Trabzonspor’u cezalandıracağım ve/veya bir mesaj vereceğim diyerek aslında milli takıma nasıl baktığınızı koyuyorsunuz ortaya. Yani bu anlayışa göre milli takım, yurtdışında, uluslar arası turnuvalarda Türkiye’yi temsil eden milli bir davanın aktörü değil, futboldaki pislik merkezinin hazırlık kampı. Çünkü menfaat odaklarının istediği şekilde davranıyor.
 
O halde asıl hain, Türkiye’de teslim edilmeyen hakkını arayan Trabzonspor değil. Asıl ve en gözü dönmüş hain, koca ülkenin futbolunu bu pislik merkezine teslim edenler ve o merkezin üyesi olanlar. Zira Ay-Yıldız’ın ardına saklanarak hırsızlık yapıyor, ya da hırsızlık yapana ses çıkarmıyorlar. Onların gözündeki Ay-Yıldız, bizim için ifade ettiği değerleri ifade etmiyor belli ki. Onlar TFF’yi ve milli takımı musluğun başı olarak görüyorlar.
 
Türk Futbolu’nun son 50 yılının muhtemelen en çirkef oyuncusu bu milli takımda kaptanlık yapabiliyor hala. Milli takım ülkeyi temsil eden bir spor ekibi değil, onlar için menfaat ve intikam aracı besbelli.
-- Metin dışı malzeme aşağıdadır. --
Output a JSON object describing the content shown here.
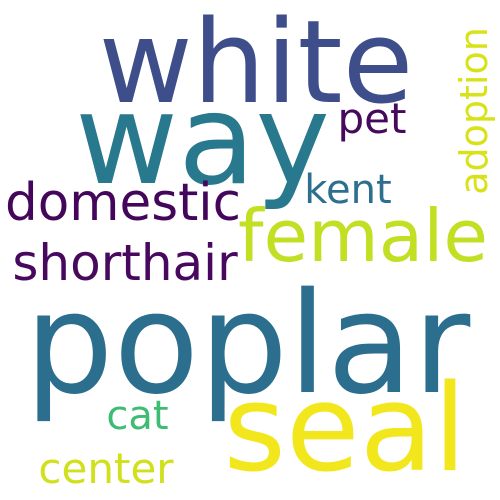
{
  "words": [
    {
      "id": "white",
      "text": "white",
      "color": "#3e4e8a",
      "vertical": false
    },
    {
      "id": "way",
      "text": "way",
      "color": "#28788e",
      "vertical": false
    },
    {
      "id": "poplar",
      "text": "poplar",
      "color": "#2c6e8e",
      "vertical": false
    },
    {
      "id": "seal",
      "text": "seal",
      "color": "#f2e71d",
      "vertical": false
    },
    {
      "id": "female",
      "text": "female",
      "color": "#c2df23",
      "vertical": false
    },
    {
      "id": "domestic",
      "text": "domestic",
      "color": "#44065a",
      "vertical": false
    },
    {
      "id": "shorthair",
      "text": "shorthair",
      "color": "#47085e",
      "vertical": false
    },
    {
      "id": "pet",
      "text": "pet",
      "color": "#460a5d",
      "vertical": false
    },
    {
      "id": "kent",
      "text": "kent",
      "color": "#2d6f8e",
      "vertical": false
    },
    {
      "id": "adoption",
      "text": "adoption",
      "color": "#d8e219",
      "vertical": true
    },
    {
      "id": "cat",
      "text": "cat",
      "color": "#3fbc73",
      "vertical": false
    },
    {
      "id": "center",
      "text": "center",
      "color": "#d0e11c",
      "vertical": false
    }
  ]
}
O kadar önemsiz, o kadar değersiz.
 
Trabzonspor’u ve ondan yola çıkarak Trabzon’u ülkede yalnız başına bırakma gayreti. “Ya benim gibi olacak ve bana uyacaksın, ya da yaşayamayacaksın” tehdidi.
 
Kendi adıma çok net olarak ifade edebilirim ki, bu amaçla yaşanılan yalnızlıkla ben sadece daha fazla gurur duyuyorum. Ve bu yolla oluşan gurur da her şeye rağmen bana dayanma gücü veriyor, beni konsantre ediyor.
 
Türlü yollarla kafamıza vursalar da, boynumuzu eğmememizi sağlayan güç de bu konsantrasyondan.
 
Daha önce defaten söylemiştik: Düz yol nedir bilmeyiz yoruluruz ama asla pes etmeyiz!
 
Trabzonspor’un aklına hakkının gasp edildiği, nefes borusunun tıkandığı en zorlu zamanlarda bile milli takımı boykot etmek gelmemişti. Aklından bile geçirmemişti. Oysa şike davasının patladığı dönemde fenerbahçeli oyuncular yönetimlerine milli takımı boykot etmek istediklerini söylemişlerdi. Bunu en çok dillendiren de şimdilerde milli takımda boykot edilen Onur Recep Kıvrak’ın yerine kaleci formasını giyecek Volkan Demirel’di.
 
Peki, madem Trabzon’u, Trabzonspor’u çeşitli kurumlardan dışlama gayreti içine giriyorsunuz, şehitlik şerbetinden de azat edin o zaman Trabzonlular’ı, Trabzonsporlular’ı. Almayın askere o zaman bizim çocukları.
 
Bu fikir ortaya atılsa, Trabzon ve Trabzonsporlular ayağa kalkar bilir misiniz?
 
İlk onlar gömer sizi tarihe hani şu hain dedikleriniz.
 
Vatanı kurtarmak için can veren şehitlerin kanını sembolize eden milli formadaki kırmızı sizin ruhunuzda yok belli ki.
 
Utanmadan sebep, yüzünüzde olsaydı bari.